I mentioned this error (with less details) in the "xorg failure" thread. If no
CONFIG_CGROUP_XXX is selected, the command for mounting the v1 cgroup fs
returns an error, and the command for creating the "unified" dir fails too,
because the fs is not mounted. Actually, from man cgroups(7), it is said that:
"Note that on many systems, the v1 controllers are automatically mounted
under /sys/fs/cgroup; in particular, systemd(1) automatically creates
such mount points."
Now, the question is whether elogind does those mounts too. But one thing is
sure: without the mountcgroupfs script, whether or not some CONFIG_CGROUP_XXX
is defined, Xorg runs.
Pierre
Hmm, I thought it was all getting clearer, and that when I could
find time to rebuild the kernel a few times I would find out how
many of those are necessary. But running a DM is not something I've
done for ages (although I recall that sddm shutdowns were always
messy because the messages were on a different tty).
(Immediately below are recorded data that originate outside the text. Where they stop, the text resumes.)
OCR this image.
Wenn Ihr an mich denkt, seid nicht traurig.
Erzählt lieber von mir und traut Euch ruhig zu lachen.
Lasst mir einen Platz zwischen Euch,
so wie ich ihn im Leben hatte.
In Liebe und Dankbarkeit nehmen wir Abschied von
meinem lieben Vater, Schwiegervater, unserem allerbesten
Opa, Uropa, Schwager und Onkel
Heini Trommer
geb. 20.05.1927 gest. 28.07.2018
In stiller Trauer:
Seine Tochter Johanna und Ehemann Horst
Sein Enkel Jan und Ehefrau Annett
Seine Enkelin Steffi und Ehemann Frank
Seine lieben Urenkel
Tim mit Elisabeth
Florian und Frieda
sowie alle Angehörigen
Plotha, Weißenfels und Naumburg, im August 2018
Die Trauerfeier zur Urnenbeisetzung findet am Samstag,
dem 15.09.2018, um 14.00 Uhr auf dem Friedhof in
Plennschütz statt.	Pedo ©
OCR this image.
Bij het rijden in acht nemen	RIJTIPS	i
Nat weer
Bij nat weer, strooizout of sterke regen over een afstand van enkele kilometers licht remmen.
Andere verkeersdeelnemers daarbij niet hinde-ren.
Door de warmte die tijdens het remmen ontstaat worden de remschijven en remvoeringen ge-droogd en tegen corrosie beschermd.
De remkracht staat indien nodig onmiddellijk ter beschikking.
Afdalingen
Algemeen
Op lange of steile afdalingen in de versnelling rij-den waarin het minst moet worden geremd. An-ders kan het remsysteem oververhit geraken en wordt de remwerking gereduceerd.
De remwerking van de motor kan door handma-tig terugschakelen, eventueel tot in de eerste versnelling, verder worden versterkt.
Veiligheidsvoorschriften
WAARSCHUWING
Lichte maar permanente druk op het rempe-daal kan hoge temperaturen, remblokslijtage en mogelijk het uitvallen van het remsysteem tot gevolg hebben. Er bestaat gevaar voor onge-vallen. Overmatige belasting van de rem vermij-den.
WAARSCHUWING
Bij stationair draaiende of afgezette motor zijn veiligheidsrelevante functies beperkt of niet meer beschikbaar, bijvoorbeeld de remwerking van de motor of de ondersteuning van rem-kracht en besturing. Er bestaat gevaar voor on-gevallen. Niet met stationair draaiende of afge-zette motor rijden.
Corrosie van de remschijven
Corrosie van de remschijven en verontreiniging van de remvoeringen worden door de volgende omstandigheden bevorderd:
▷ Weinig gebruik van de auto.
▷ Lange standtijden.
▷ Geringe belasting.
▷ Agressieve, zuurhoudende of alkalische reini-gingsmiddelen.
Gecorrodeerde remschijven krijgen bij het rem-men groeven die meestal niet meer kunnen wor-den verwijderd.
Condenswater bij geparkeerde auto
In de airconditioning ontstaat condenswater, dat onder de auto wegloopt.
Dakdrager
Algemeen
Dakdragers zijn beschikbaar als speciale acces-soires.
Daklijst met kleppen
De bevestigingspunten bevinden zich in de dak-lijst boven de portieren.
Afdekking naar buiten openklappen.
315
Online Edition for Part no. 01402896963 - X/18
I guess I might as well check which options are necessary for the
mountcgroupfs script.
I think we'd better check whether mountcgroupfs is needed at all. elogind
seems to do most of what is in this script.
Had time to look at this tonight. Suppose v1 cgroups will work alone (I
was not aware that they were mounted automatically - haven't actually
verified this yet, but will take your word for it). This was not the
case at 238 at least. First question when asking for help was whether
cgroups were mounted correctly, following a couple of examples to test
that. Unfortunately, the only thing I see in the changes lists is from
235: "Starting elogind will no longer crash if the underlying system
uses legacy or hybrid cgroups." -- which was after I started testing
with it. I ensured that both are mounted correctly. Technically, even
the elogind script isn't necessary anymore if PAM files are setup
correctly, a user login will trigger elogind to start, but obviously,
login will take a few cycles longer. I elected to keep it at that time.